Repentinamente, Shao sai do estado de transe e se livra da histeria que aos poucos consumia suas forças vitais. Sem se lembrar do que havia acontecido, ele expulsa a dupla com medo de que eles fossem enviados do governo.

Leni se apressa em sair da taberna e vai até um dos becos para esconder a aflição. Adrian percebe que o amigo está em conflito com as informações que lhe foram dadas e o segue, mesmo sem saber se era o ideal a se fazer.

A lua mancha o céu noturno com a sua presença, ficando ainda mais vermelha e alertando Leni de que o ritual não demoraria para acontecer.

— Precisamos ir. —Ele diz escondendo as lágrimas. — A Lua de Sangue se aproxima.

— Ei, calma! —Adrian o repreende. — Não vamos salvar ninguém com você assim.

— Assim como?

— Escondendo seus sentimentos. Eu sei que foi difícil escutar que você é uma falha temporal, mas você tem um propósito aqui.

— Hum.

— Talvez não seja tão ruim assim, o feiticeiro pode ter escolhido as palavras erradas. Vai ver você é um viajante do tempo.

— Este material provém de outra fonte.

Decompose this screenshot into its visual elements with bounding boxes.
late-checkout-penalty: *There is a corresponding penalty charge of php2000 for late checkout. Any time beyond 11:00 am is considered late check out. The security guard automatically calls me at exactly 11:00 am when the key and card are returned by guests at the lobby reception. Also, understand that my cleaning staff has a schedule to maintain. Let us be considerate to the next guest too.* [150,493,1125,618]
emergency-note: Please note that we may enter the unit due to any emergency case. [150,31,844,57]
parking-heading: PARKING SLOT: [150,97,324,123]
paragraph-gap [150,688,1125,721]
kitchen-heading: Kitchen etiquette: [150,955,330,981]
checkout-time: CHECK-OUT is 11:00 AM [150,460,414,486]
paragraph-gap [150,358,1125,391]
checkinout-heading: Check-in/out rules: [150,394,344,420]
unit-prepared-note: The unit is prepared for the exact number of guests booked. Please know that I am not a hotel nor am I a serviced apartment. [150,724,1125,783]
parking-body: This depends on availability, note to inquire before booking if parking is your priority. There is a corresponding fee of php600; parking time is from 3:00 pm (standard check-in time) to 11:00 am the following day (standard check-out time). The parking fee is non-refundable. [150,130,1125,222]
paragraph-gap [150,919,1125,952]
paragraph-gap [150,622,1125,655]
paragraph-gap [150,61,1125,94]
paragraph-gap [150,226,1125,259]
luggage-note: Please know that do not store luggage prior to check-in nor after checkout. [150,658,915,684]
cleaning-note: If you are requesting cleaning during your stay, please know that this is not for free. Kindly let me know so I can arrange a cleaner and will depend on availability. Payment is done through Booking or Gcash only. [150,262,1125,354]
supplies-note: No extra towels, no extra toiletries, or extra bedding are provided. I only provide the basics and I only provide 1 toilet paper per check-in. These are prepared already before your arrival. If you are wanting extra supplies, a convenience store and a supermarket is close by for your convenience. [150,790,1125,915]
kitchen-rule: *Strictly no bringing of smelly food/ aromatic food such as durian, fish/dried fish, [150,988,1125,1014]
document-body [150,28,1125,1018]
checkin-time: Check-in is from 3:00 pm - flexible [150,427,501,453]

— Eu me lembraria se eu fosse um.

— Bom, então pode significar outra coisa, só não se prenda a isso e nem deixe que isso mude quem você é.

— Acabou o papo motivacional? —Leni sorri em meio às lágrimas.

— Me agradeça mais tarde por ele. —Adrian estende a mão. — Agora vamos socorrer a nossa alma gêmea.

— Esse é o espírito. —Leni segura a mão de Adrian com firmeza.

Ao saírem escondidos da cidade e caminharem rumo à tribo dos caçadores, a dupla percebe o ar ficar rarefeito e uma estranha névoa tomar conta dos arredores.

Gritos de dor e desespero ecoam através dela, dando o vislumbre de almas acorrentadas tentando vagar pela grande nuvem negra, mas sendo impedidas por um tirano.

Leni já tinha presenciado os horrores da Névoa Negra e sabe que aquilo não era um bom sinal, então recua e ordena que Adrian faça o mesmo.

Antes que pudessem escapar, uma figura imponente sai do nevoeiro e os faz paralisar. Era o governante e supostamente o pai de Louis. O mesmo homem que tentou reviver a esposa e acabou condenando o Lugar Nenhum à desgraça.